A realistic analysis of the risks you face and a business insurance plan to manage them will protect a company from unanticipated losses and disruptions to its flow of income.

Risk Management Techniques

Even if a company has business insurance, the best way to stay safe is to avoid losses all together. There are several ways to keep the company safe and avoid using the insurance policy:

  1. Find ways to avoid risks such as eliminating potentially hazardous products or procedures–Organizations such as OSHA and other risk management companies can inspect your business and make recommendation on risk management techniques that can make your business safer.
  2. Reduce the frequency or severity of risks that cannot be eliminated-this includes using equipment such as back straps and life trucks, implementing control procedures over inventory and money deposits, and protecting important business data by backing it up.
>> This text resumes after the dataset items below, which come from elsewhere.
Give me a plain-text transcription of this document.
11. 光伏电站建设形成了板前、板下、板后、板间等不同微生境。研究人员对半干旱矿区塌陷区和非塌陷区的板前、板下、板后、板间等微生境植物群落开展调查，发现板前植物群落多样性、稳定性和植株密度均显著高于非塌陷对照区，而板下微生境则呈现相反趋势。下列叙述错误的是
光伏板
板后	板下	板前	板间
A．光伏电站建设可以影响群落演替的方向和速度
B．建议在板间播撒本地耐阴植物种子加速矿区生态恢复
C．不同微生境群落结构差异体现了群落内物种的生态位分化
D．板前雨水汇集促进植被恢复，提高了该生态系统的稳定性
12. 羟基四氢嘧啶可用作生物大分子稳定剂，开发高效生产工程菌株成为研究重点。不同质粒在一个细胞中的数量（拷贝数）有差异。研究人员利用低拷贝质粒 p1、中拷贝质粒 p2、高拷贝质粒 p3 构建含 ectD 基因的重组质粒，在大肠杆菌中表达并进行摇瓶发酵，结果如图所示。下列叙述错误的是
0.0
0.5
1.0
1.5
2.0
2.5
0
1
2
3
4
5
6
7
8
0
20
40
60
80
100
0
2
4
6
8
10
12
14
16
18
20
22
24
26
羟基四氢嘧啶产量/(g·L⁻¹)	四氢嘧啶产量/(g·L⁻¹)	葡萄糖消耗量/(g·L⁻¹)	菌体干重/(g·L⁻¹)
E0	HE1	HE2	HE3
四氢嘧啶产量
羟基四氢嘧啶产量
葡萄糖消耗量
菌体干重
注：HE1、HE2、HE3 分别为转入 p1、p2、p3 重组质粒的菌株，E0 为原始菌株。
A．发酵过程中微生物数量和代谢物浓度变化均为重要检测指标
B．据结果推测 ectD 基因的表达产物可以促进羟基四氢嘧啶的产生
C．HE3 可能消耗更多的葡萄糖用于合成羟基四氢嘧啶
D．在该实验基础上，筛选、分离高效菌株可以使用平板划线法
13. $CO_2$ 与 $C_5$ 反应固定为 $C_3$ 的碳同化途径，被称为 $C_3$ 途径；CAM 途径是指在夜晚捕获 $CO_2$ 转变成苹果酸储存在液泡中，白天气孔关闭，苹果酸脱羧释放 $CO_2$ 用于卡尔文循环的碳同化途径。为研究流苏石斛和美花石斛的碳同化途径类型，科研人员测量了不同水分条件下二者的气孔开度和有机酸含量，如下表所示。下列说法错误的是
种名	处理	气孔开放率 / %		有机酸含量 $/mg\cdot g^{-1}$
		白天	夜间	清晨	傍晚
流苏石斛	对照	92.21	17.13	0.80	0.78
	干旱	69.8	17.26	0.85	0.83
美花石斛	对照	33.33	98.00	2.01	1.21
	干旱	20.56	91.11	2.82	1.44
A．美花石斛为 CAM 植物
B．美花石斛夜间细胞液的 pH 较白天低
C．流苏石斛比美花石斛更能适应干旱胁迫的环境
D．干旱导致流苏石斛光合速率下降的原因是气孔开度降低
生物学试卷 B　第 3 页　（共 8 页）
Such equipment or risk management techniques can not stop injury or loss from happening, but it can mitigate your losses.
  3. Transfer the risk to another party by means of legal agreements that your business will be held harmless. Contractual transfers of risk are used frequently in business. In some states and in some lines of business, these have been found void by court of law. If you are thinking of using this as a risk management technique, consult with a business attorney first.

Even if you are diligent with risk management techniques, you cannot avoid the danger to your business and income. Business insurance covers the unexpected occurrences that you cannot prevent. You can control how much business insurance you need by managing the company’s risk of loss, but you cannot be so careful as to forego purchasing a policy.

Business Owners Insurance as Risk Management

Business insurance includes a wide variety of coverage that can reduce, mitigate or compensate for exposure to business risks. You can protect against loss of property, loss of income while the business cannot operate, lawsuits by employees or customers, theft or vandalism, and any other potential risks to the success of the company.

The risk assessment process is the basis for determining how much business insurance you need, and what you need your plan to cover. The type of business you own or the service you provide and the inherent risk associated with your particular business will determine the exact kind of business owners insurance you need to manage those risks.

Many agents or insurance companies can provide you with a risk management assessment. This would include visiting your business, talking to you about the business or service you provide, reviewing your inventory, and reviewing any business protocols to find all the risks your business is exposed to.

Insurance companies provide a wide variety of business owners insurance and most can be tailored with riders and endorsements for extra coverage to fit any company’s needs. There are some risks, however, that cannot be insured against. For example, you cannot insure against many business cycles such as loss of business to competitors or rising prices of supplies. However, a good risk assessment plan can even help with some of the trends or cyclical effects of your particular business.

Shop for the best business insurance plan by analyzing your risks, knowing what you need to manage them, and comparing quotes across multiple companies before you make a decision.